Au total, 98 témoins sont cités à comparaître, dont 53 par le PNAT et 18 experts, tandis que 24 parties civiles ont été enregistrées.

La Cour est de son côté composée d’un magistrat et quatre assesseurs (un cinquième assesseur sera présent), alors que le ministre public sera représenté par deux avocats généraux, affiliés au PNAT.

S’agissant du déroulé des débats, la première semaine sera consacrée aux appels de témoins et d’experts, aux auditions des enquêteurs de personnalité ou encore à la présentation générale de l’enquête et à l’audition des médecins légistes et parties civiles.

Les deuxième et troisième semaines seront axées sur les faits reprochés à Nabil Boudaoud et Azim Epsirkhanov ainsi qu’à leurs interrogatoires.

La quatrième semaine se focalisera sur les cas d’Abdelhakim Sefrioui et Brahim Chnina tandis que leurs interrogatoires se prolongera sur le début de la cinquième semaine. Celle-ci (ainsi que la sixième semaine) se poursuivra ensuite par l’étude des faits reprochés aux quatre autres accusés.

Enfin, la dernière semaine de ce procès historique sera consacrée aux réquisitions et aux plaidoiries de la défense avant que la parole ne soit donnée aux accusés, le 19 décembre. Le délibéré devrait, en l’absence de modifications, être dévoilé le 20 décembre.

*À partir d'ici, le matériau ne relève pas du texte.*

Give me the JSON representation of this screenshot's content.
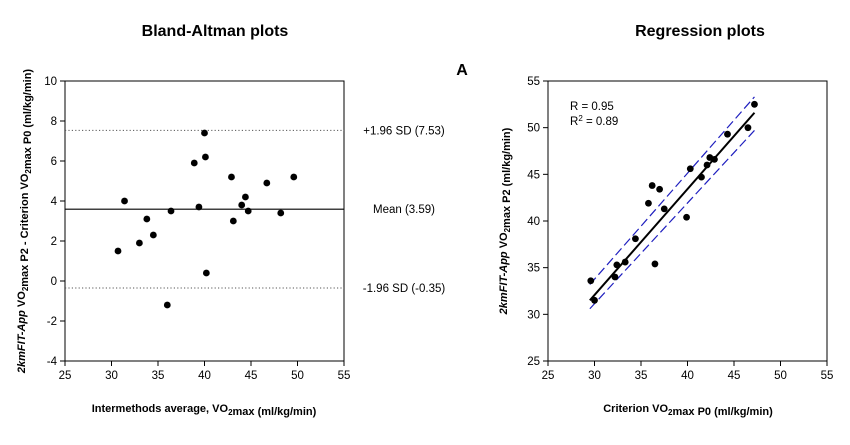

Pour rappel, malgré une offensive immédiatement menée par les services de l’Etat sur les structures associatives musulmanes, la sœur de Samuel Paty, Mickaëlle Paty, réclame la reconnaissance de la responsabilité de la puissance publique dans ce dossier.

En juillet dernier, la jeune femme a pris la décision d’attaquer l’Etat, qu’elle exhortait depuis mars, à reconnaître sa responsabilité dans l’attentat qui a visé son frère considérant qu’il n’avait « ni soutenu ni protégé Samuel Paty afin d’éviter que les menaces de mort contre lui, ne soient mises à exécution ».

« Je me suis retrouvée à attaquer l'État, à défaut de réponse de l'État. Au départ, c'était une requête en reconnaissance en responsabilité de l'État par rapport à l'attentat qui a visé mon frère, c'est-à-dire montrer l'absence de protection », a-t-elle expliqué dans un entretien diffusé dimanche à l’antenne de TF1.

Et de poursuivre: « Il était convaincu que des choses étaient mises en place pour lui, pour sa sécurité, parce qu'on le lui a dit. Le référent à la laïcité, le lundi (NDLR: 4 jours avant son assassinat) à la réunion, va dire que le collège est sous protection, qu'il y a des individus sous écoute ».

Dans le détail, les propos de Mickaëlle Paty sur une possible réponse sous-calibrée de l’Etat, face à la spirale dans laquelle s’est retrouvé son frère, semblent corroborés par des faits puisque le dossier d’instruction a permis de révéler l’existence d’un note rédigée par le renseignement, et dans laquelle il était expliqué que le climat s’était « apaisé » dans les jours qui ont suivi le début de la polémique liée aux caricatures.

Malgré ces divers détails qui, mis bout à bout, laissent à penser que la gestion du cas de Samuel Paty n’a pas été à la hauteur, Mickaëlle Paty confirme n’avoir reçu aucune réponse de la part de l’Etat et notamment du ministère de l’Éducation nationale après sa demande de reconnaissance de responsabilité.